Luigi gives a haircut to every hedge on their property.

 

June 6, 1965

“We have more Sisters coming in than ever before,” Mother Superior tells me. “I am so pleased. And the expansion?” Two each month starting in September, I tell her, eight new hospitals by the end of the year, all of them in the big Southern cities. “I do love it so when things go South,” Mother Superior says.

 

July 5, 1965

“He won’t touch me,” Diana says. She has no idea what’s wrong with Luigi, but in the last two months he has wanted nothing to do with her. Diana says
it must be because she just went back to work at
Imagine
and Luigi has nowhere to go.

 

July 13, 1965

Charles Evans finally calls me to apologize, apologizing first for the fact that he may have already apologized. “I’m a horse’s ass when I drink,” he says.
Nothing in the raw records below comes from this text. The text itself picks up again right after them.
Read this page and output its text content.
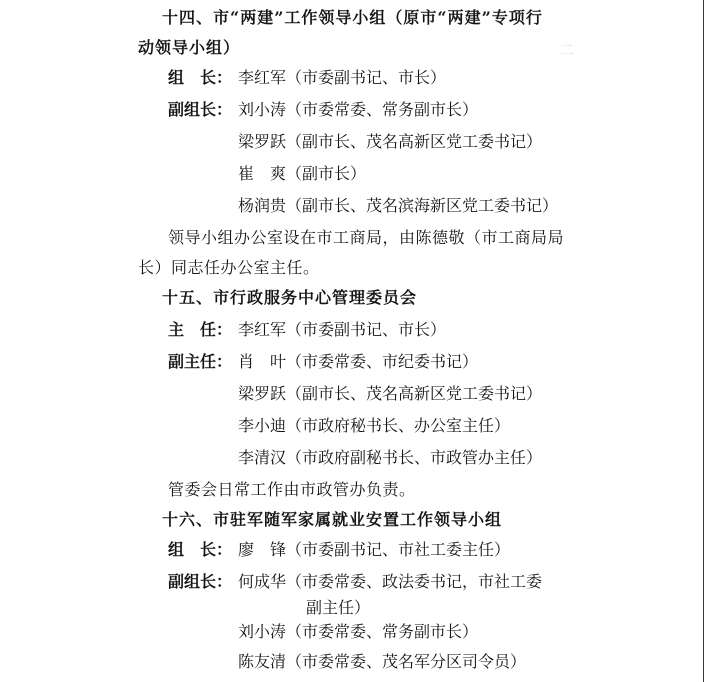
二　　

十四、市“两建”工作领导小组（原市“两建”专项行
动领导小组）
组　长： 李红军（市委副书记、市长）
副组长： 刘小涛（市委常委、常务副市长）
梁罗跃（副市长、茂名高新区党工委书记）
崔　爽（副市长）
杨润贵（副市长、茂名滨海新区党工委书记）
领导小组办公室设在市工商局，由陈德敬（市工商局局
长）同志任办公室主任。
十五、市行政服务中心管理委员会
主　任： 李红军（市委副书记、市长）
副主任： 肖　叶（市委常委、市纪委书记）
梁罗跃（副市长、茂名高新区党工委书记）
李小迪（市政府秘书长、办公室主任）
李清汉（市政府副秘书长、市政管办主任）
管委会日常工作由市政管办负责。
十六、市驻军随军家属就业安置工作领导小组
组　长： 廖　锋（市委副书记、市社工委主任）
副组长： 何成华（市委常委、政法委书记，市社工委
副主任）
刘小涛（市委常委、常务副市长）
陈友清（市委常委、茂名军分区司令员）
I see no reason to contradict him.

 

August 3, 1965

Luigi goes down to the beach every day now, Diana tells me, sometimes all day. “He won’t touch me any more,” Diana says. “I don’t know what’s wrong.” I think I do.

 

August 30, 1965

Luigi asks to meet me, alone, at the Stork Club. “There is something Luigi needs to ask you,” he says. “For a man to love a man is a sin, yes?” I ask him why he’s asking me. “You are a woman of God,” he says. “You know what it is to live with only women, without man.” What does that have to do with it? I say. “Luigi needs to know if it is a sin for a man to love a man.” You mean to love him the way a man loves a women? Of course it’s a sin, I tell him. “Of course,” Luigi says.

 

September 3, 1965

Diana has baby G in the most adorable plaid shorts and a darling blue shirt. It’s enough to make a nun want to have children.

 

September 4, 1965

Diana can’t get Luigi to come out of the stable for dinner.

 

September 6, 1965

The new girls arrive in force and for the first time in my life I think I must be getting old. They look like children to me now, not just their baby faces, but in the innocence they bring to their worship, to the world. I give my speech about the work of God being very hard work. I tell them to guard the quiet place in their hearts where God begins. I love the sound of that without quite knowing what it means.

 

September 12, 1965

I lose myself in the latest batch of recruits. Today I tell them about sin and temptation, two subjects I know something about. “Is it a sin to just think
about sinning?” a recruit called Sister Jane asks me. Of course, I tell her, but it’s far worse to commit the sin itself. “What’s the worst sin you ever committed?” she asks me. I don’t even want to think about it, I say.

 

September 14, 1965

Jane is sobbing in her room over sins unspoken. I comfort her, rubbing her back, then I move my hands down along her hips all the way to her toes, moving back up again to the outside of her thighs on both sides and to the small of her small back. She sighs and rolls over onto her side and puts her hands between her legs to comfort herself. She sounds like she is in pain until I touch her, and then, like a child, she slowly falls off to sleep. I decide to keep her at the Convent, working with Nancy, to make sure she makes it through.

 

September 25, 1965

Mother Superior and I fly south from LaGuardia for the hospital opening. There are balloons and clean sheets and chrome and carts on wheels and nurses with their skirts ironed to a crisp. Mother Superior cuts the ribbon, and we are both treated like foreign dignitaries, which I suppose we are. All we need now are sick people and penicillin.